Titre : j'en ai pas :') proposez-en moi si vous voulez ;)

Rating : K

Note : merci aux personnes qui me laissent des review, à celles qui suivent ce recueil et qui l'apprécient, merci :) je compte bien le remplir d'encore beaucoup de one shot, d'ailleurs si voudraient proposer des idées qui me le fassent part, je serais contente de le faire.

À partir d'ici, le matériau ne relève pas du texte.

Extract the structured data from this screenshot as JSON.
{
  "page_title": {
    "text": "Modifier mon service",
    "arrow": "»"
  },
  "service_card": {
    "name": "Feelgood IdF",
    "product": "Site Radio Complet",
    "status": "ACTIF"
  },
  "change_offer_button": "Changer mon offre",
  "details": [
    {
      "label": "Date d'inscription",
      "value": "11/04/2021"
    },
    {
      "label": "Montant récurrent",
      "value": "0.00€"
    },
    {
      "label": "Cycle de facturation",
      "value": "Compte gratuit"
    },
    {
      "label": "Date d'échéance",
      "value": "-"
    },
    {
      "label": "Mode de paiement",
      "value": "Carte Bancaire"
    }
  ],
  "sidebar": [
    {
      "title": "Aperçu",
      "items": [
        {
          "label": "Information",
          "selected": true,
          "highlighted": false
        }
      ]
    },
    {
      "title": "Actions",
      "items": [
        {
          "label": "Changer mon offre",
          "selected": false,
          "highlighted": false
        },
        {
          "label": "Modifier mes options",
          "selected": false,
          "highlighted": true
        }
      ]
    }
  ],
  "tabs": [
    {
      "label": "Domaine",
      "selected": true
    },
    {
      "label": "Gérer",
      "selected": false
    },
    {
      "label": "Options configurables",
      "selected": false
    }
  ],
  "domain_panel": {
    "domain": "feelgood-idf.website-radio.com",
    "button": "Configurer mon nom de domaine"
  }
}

« Une personne chère ne nous quitte jamais... Elle vit au plus profond de notre cœur et pour la revoir, il suffit de fermer les yeux »

À : Tetsu

Yo Tetsu, ça va ? Je suis désolé de te demander ça, mais Satsuki et toi pourriez-vous garder Emiko ce soir, car j'ai trop de boulot au commissariat et je ne pourrais pas la chercher à l'école ?

De : Tetsu

Oui je vais très bien merci Aomine-kun. Kagami-kun ne peut pas venir la récupérer ?

À : Tetsu

Non, il rentre plus tard que moi.

De : Tetsu

D'accord, il n'y a pas de problèmes. Elle sera contente de passer un peu de temps avec Satsuki-san.

À : Tetsu

Merci beaucoup, je te revoudrais ça. Je pense venir vers 20h30 au plus tard.

De : Tetsu

Il n'y aucun soucis Aomine-kun. Si on peut vous aider toi et Kagami-kun avec Emiko-chan, ce sera avec plaisir.

16h15. Dans une des salles de classes d'une école maternelle de Tokyo, des enfants jouaient entre eux, attendant chacun leurs parents avec un peu d'impatience. Certains s'amusaient avec des voitures et des figurines de dessins animés. D'autres dessinaient ou essayaient d'appliquer ce qu'ils avaient appris aujourd'hui, pendant qu'un petit coin lecture s'était installé au fin de la pièce.

Un par un, les parents frappaient à la porte numéro 11 où ils étaient accueillis par le maître d'école de leur progéniture, Tetsuya Kuroko. Les parents, curieux de ce que leur enfant avaient fait de nouveau aujourd'hui, discutaient un peu avec Kuroko-sensei avant de repartir avec leur gamin sous le bras.

La salle se vidait au fur et à mesure, laissant finalement le maître seul. Enfin, pas tout à fait, car il restait encore une petite fille assise sur le sol dans un coin, tenant fermement ses deux précieuses peluches dans chaque bras.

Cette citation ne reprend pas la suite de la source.